We’d wanted to visit Kale’i , but unfortunately, it was closed for the holiday (Holy Saturday before Easter). Luckily, we spotted a cute outdoor cafe/garden next door and headed into Hoga Nord Cafe to check it out. So glad we did, because it was the perfect spot to cozy up against big, cushiony pillows and have an afternoon pick-me-up.
We stayed in an Airbnb in old town, which I’d recommend, because it really is classic, historic Sweden.
We particularly loved waking up early for morning walks before anyone else was in the area, and likewise at night, wandering the quiet, calm cobbled streets.
Extra Sweden Travel Tips
Visa: Check visa requirements before booking your trip. As part of the EU, entry requirements are similar to other countries in Europe for US travellers.
Language: English is widely spoken, especially in areas many tourists visit (Sweden, Gothenburg). As anywhere though, it always helps if you know a few words in Swedish- hello, goodbye, do you speak English?, and so on.
Currency: Swedish Krona. Most things in Sweden (and much of Scandinavia) is contactless. Card is preferred over cash, as it helps save printing paper (environmental impact). Here, having a digital bank, like Revoult, that offers good exchange rates is super helpful
Budget: All of Scandinavia is expensive, by comparison to other parts of Europe. However, I found Sweden more affordable, relatively speaking, than Norway, and about on par to prices I’ve encountered in Finland and Iceland.
Getting There (flying): Stockholm’s airport is international, but depending on where you’re coming from, you may layover in another one of Europe’s hubs- like Amsterdam, Paris or London.
Alternatively, if you’re coming from another Nordic or Baltic country, you may be able to cruise to Stockholm.
When to Visit: Summer is hailed as the best time to visit, with warmer temps and more sunshine. I visited in early April, and although it was chilly and even snowed a bit one day, I didn’t mind. The snow actually made for dreamy fika break conditions – nothing like curling up with a hot coffee, savouring a cinnamon bun, and relaxing in a cozy room lit with a bunch of candles while watching the snow fall. That said, I’d love to return in summer to take full advantage of island hopping around Stockholm’s archipelago.
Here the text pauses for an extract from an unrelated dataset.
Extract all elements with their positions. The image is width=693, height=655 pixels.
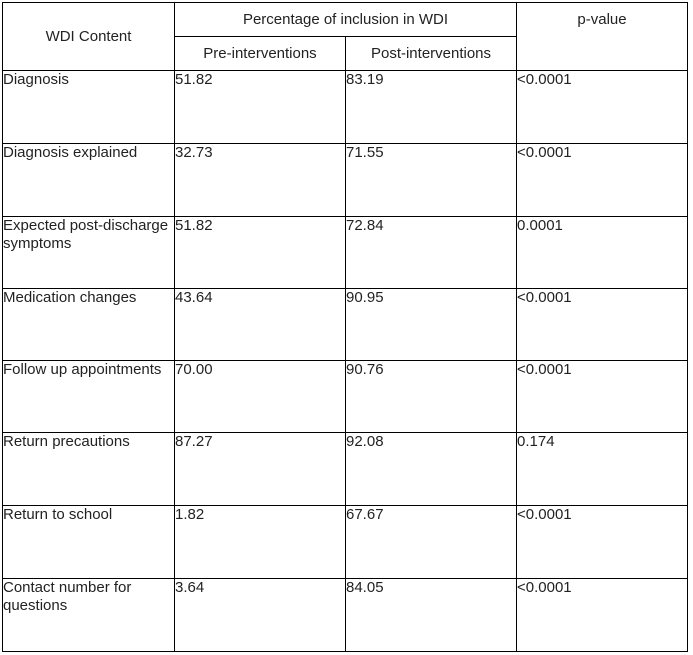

Tipping: Often, gratuity is included. When it’s not, 5-10% is recommended. Best to not overdo it, and just round up when in doubt.
WiFi Access: Things may have changed since my visit, but I recall there being wifi at most upmarket cafes. I was on an EU SIM when I visited, so I didn’t have any issues with service traveling throughout Sweden.
SIM Card Options: As anywhere, SIMs will be available at the airport upon arrival. When I visited, I had an EU sim card, and thus didn’t need to worry about extra coverage.